As spring is with us, Creation Matters Working Group, a National Church group, encourages your parish to prepare to celebrate Earth Sunday, either on Easter Day — April 21 — or the following Sunday, April 28.
As part of the service plan to sing All Things Bright and Beautiful, one of the most famous children’s hymns written.
Cecil Frances Alexander was inspired by the countryside, but now the areas that were bright and beautiful are shrinking because of resource extraction, uncaring multinational companies and an apathy for preservation.
Creatures both great and small are disappearing — in the sea and on land due to over-fishing, pollution and destruction of habitats. The world was captivated by the plight of the orca whale who held her dead calf out of the water for 17 days last summer. Shipping and lack of salmon have made her orca pod vulnerable.
And for a small creature — the plight of the monarch butterfly seems to have motivated so many people to plant milkweeds.
One hopes it is not too late to save these and other creatures, both great and small, that are finding it hard to survive.
Others verses in All Things Bright and Beautiful mention radiant flowers — but increasingly non-native species are crowding out indigenous plants.
Vibrant birds are still singing, and most of us have heard the loon’s wild haunting call, but increasingly their numbers are decreasing.
We still have cold winds in the winter, but in the Canadian Arctic warmer winds have been blowing. In her book The Right to be Cold, Sheila Watt-Cloutier, the Inuit activist, documents the dangers a warming Arctic is having on Inuit peoples.
Sea ice is disappearing, and it is harder and more dangerous to hunt; polar bears can’t find enough food; and melting permafrost is causing homes to sink.
That pleasant summer sun didn’t seem quite so wonderful in the summer of 2018 with people dying from the heat in Ontario and Quebec.
The hymn mentions the rocky mountain splendour — who could destroy our iconic Rockies? But in the Appalachian Mountains in the US, coal mining companies are using explosives to blow off the tops of mountains to expose the coal.
The burning of coal causes some of the worst emissions. The destruction of the mountains leads to soil erosion, causing mudflows so the rivers below are polluted.
In Canada those forests in the fall have become paper or they are destroyed for bitumen extraction.
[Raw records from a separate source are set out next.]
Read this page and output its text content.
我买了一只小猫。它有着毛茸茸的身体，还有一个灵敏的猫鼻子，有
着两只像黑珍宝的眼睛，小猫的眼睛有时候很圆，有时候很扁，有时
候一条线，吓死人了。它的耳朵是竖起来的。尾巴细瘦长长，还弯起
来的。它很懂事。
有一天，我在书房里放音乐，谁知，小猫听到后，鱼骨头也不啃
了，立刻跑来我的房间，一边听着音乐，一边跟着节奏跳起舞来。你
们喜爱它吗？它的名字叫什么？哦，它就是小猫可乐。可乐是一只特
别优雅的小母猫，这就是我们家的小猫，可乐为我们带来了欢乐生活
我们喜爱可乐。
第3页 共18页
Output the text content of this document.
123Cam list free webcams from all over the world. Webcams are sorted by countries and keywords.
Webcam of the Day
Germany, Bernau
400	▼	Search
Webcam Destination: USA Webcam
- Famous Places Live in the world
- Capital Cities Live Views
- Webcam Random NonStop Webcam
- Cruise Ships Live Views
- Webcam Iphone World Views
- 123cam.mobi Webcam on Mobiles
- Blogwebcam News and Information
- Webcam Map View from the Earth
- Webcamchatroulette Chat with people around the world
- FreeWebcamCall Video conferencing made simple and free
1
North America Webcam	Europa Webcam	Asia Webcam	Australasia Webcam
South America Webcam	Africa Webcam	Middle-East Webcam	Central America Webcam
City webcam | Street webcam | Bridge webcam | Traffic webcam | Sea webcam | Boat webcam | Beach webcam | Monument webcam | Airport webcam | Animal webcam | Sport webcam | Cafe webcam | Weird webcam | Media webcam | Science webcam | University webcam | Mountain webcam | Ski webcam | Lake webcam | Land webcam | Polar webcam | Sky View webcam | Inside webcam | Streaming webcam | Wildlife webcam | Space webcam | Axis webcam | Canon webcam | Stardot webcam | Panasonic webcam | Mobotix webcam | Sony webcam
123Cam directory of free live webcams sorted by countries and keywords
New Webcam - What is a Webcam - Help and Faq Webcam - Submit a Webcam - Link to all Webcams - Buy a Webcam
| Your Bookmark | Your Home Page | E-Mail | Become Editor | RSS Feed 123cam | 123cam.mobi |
Insects are killing many varieties of trees, making them more susceptible to forest fires.
In other parts of the world rain forests are disappearing at an alarming rate to provide land for farmers or to grow palm oil trees.
The final verse of the hymn says, He gave us eyes to see them … And lips that we might tell …
So, what do we need to do about these climate change disasters?
As Anglicans and stewards of creation, we must acknowledge these losses. We must use our eyes to see and our lips to tell, our fingers to write to all levels of Government, our hands to plant trees, our feet and bodies to walk and march and our hearts and minds to pray.
Our Creator is great, and he has made all things well — it is up to us to ensure they stay well.
Please celebrate Earth Sunday — not just one day but for 365 days a year.
Sue Carson is a member of St. James Dundas and Chair of Greening Niagara.